The reason? Not that strange orb of light in the sky we'd half forgotten even existed, but the tiny moving dots making their way up the Shard.
On Thursday at 4.30am, six women from Greenpeace set out with a mission to climb London's latest addition to the skyline, with the sole intention of highlighting Shell's plans to drill in the Arctic.
By the time Ali Garrigan, Sabine Huyghe, Sandra Lamborn, Liesbeth Deddens, Victoria Henry and Wiola Smul had scaled the summit of the building, a point had well and truly been made. All six were arrested, but #iceclimb has put another talking point on the national agenda.
While Greenpeace's death defying six were proving women know how to activate opinion on a global scale, on our airwaves it turns out women aren't quite so well represented.
As the Guardian reported, a new report out this week showed that only 20% of radio presenters on solo shows are female, and in shows with multiple presenters, the female imbalance is even worse.

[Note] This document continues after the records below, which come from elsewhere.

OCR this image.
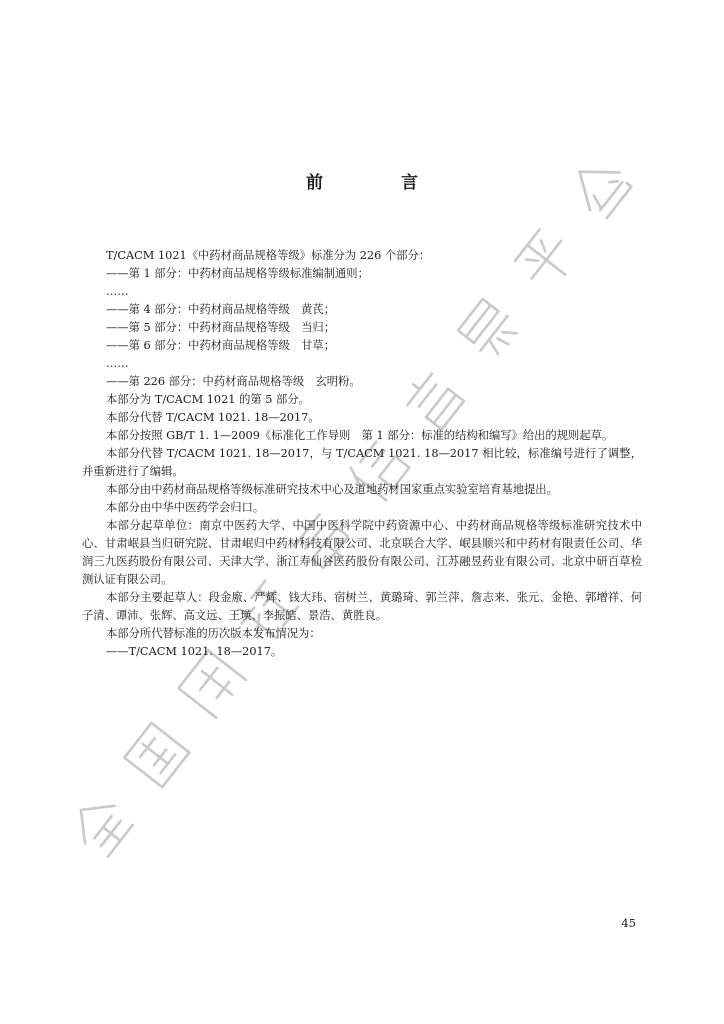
前 言

T/CACM 1021《中药材商品规格等级》标准分为 226 个部分：

——第 1 部分：中药材商品规格等级标准编制通则；

……

——第 4 部分：中药材商品规格等级　黄芪；

——第 5 部分：中药材商品规格等级　当归；

——第 6 部分：中药材商品规格等级　甘草；

……

——第 226 部分：中药材商品规格等级　玄明粉。

本部分为 T/CACM 1021 的第 5 部分。

本部分代替 T/CACM 1021. 18—2017。

本部分按照 GB/T 1. 1—2009《标准化工作导则　第 1 部分：标准的结构和编写》给出的规则起草。

本部分代替 T/CACM 1021. 18—2017，与 T/CACM 1021. 18—2017 相比较，标准编号进行了调整，并重新进行了编辑。

本部分由中药材商品规格等级标准研究技术中心及道地药材国家重点实验室培育基地提出。

本部分由中华中医药学会归口。

本部分起草单位：南京中医药大学、中国中医科学院中药资源中心、中药材商品规格等级标准研究技术中心、甘肃岷县当归研究院、甘肃岷归中药材科技有限公司、北京联合大学、岷县顺兴和中药材有限责任公司、华润三九医药股份有限公司、天津大学、浙江寿仙谷医药股份有限公司、江苏融昱药业有限公司、北京中研百草检测认证有限公司。

本部分主要起草人：段金廒、严辉、钱大玮、宿树兰、黄璐琦、郭兰萍、詹志来、张元、金艳、郭增祥、何子清、谭沛、张辉、高文远、王瑛、李振皓、景浩、黄胜良。

本部分所代替标准的历次版本发布情况为：

——T/CACM 1021. 18—2017。

45
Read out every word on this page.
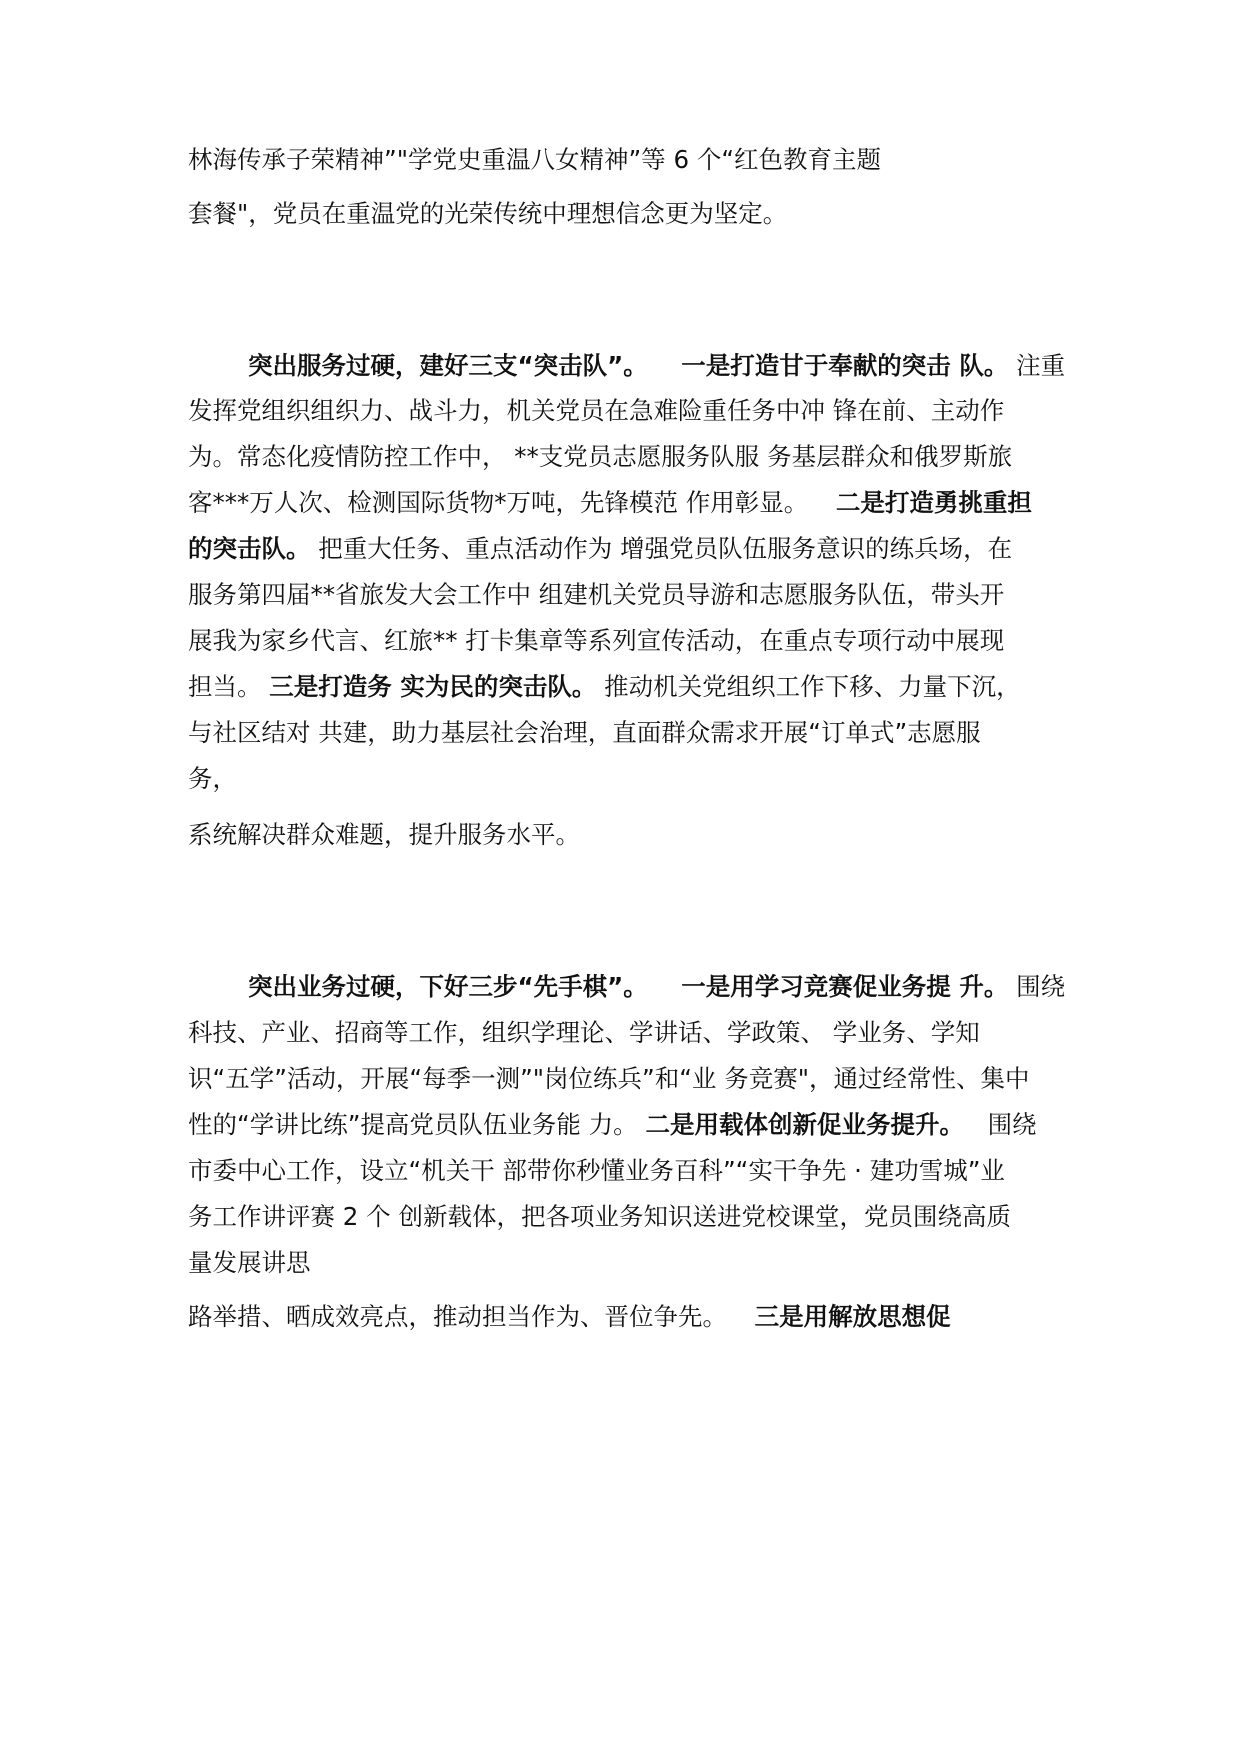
林海传承子荣精神”"学党史重温八女精神”等 6 个“红色教育主题
套餐"，党员在重温党的光荣传统中理想信念更为坚定。
突出服务过硬，建好三支“突击队”。 一是打造甘于奉献的突击 队。 注重
发挥党组织组织力、战斗力，机关党员在急难险重任务中冲 锋在前、主动作
为。常态化疫情防控工作中， **支党员志愿服务队服 务基层群众和俄罗斯旅
客***万人次、检测国际货物*万吨，先锋模范 作用彰显。 二是打造勇挑重担
的突击队。 把重大任务、重点活动作为 增强党员队伍服务意识的练兵场，在
服务第四届**省旅发大会工作中 组建机关党员导游和志愿服务队伍，带头开
展我为家乡代言、红旅** 打卡集章等系列宣传活动，在重点专项行动中展现
担当。 三是打造务 实为民的突击队。 推动机关党组织工作下移、力量下沉，
与社区结对 共建，助力基层社会治理，直面群众需求开展“订单式”志愿服
务，
系统解决群众难题，提升服务水平。
突出业务过硬，下好三步“先手棋”。 一是用学习竞赛促业务提 升。 围绕
科技、产业、招商等工作，组织学理论、学讲话、学政策、 学业务、学知
识“五学”活动，开展“每季一测”"岗位练兵”和“业 务竞赛"，通过经常性、集中
性的“学讲比练”提高党员队伍业务能 力。 二是用载体创新促业务提升。 围绕
市委中心工作，设立“机关干 部带你秒懂业务百科”“实干争先 · 建功雪城”业
务工作讲评赛 2 个 创新载体，把各项业务知识送进党校课堂，党员围绕高质
量发展讲思
路举措、晒成效亮点，推动担当作为、晋位争先。 三是用解放思想促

Radio 1 DJ Annie Nightingale told the paper, "I felt like a token woman for a long time. I still don't know why. There are many more opportunities for women now, but you are up against some very competitive blokes."
From our airwaves to Westminster, via newspaper columns and FTSE 100 boards, the male: female ratio of those in power continues to be an issue in the UK, demanding more women - and men - speak out against the imbalance, and practically start coming up with solutions.
Are people really less likely to turn off their radios if there's a woman speaking? Or is the issue, as Nightingale hints, down to simple competitiveness.
MPs wages continued to make headlines this week, with Cameron still refusing to rule out taking the recommended 10% hitch in take-home salaries.
Nick Clegg and Ed Miliband, who have both said they will decline the rise, were joined on Thursday by Michael Gove, who was on characteristic upfront form, when he said: "As far as I am concerned they can stick it. MPs are incredibly well paid."
That comment was somewhat better received than his plans to get rid of packed lunches in schools.
To be fair to Gove, that's not actually his plan just yet, but the recommendation of Henry Dimbleby and John Vincent, the founders of Leon and advisers to the government on nutrition in schools. I've got a lot of time for these guys, being a huge fan of Leon (and specifically its Superfood Salad!), but my memories of school dinners Vs the packed lunches I had would put me firmly in the homemade camp.
Still, I had parents who managed to convince me until I was about 9 than 'pudding' meant fruit, and broccoli was the cure-all ingredient for every ailment. Well, that and they weren't adverse to Wagon Wheels in moderation.
Ensure school dinners taste good and are nutritious too, and every child will want to be included. Banning packed lunches is not necessarily the answer, and certainly not the answer for cash strapped families desperate to make ends meet.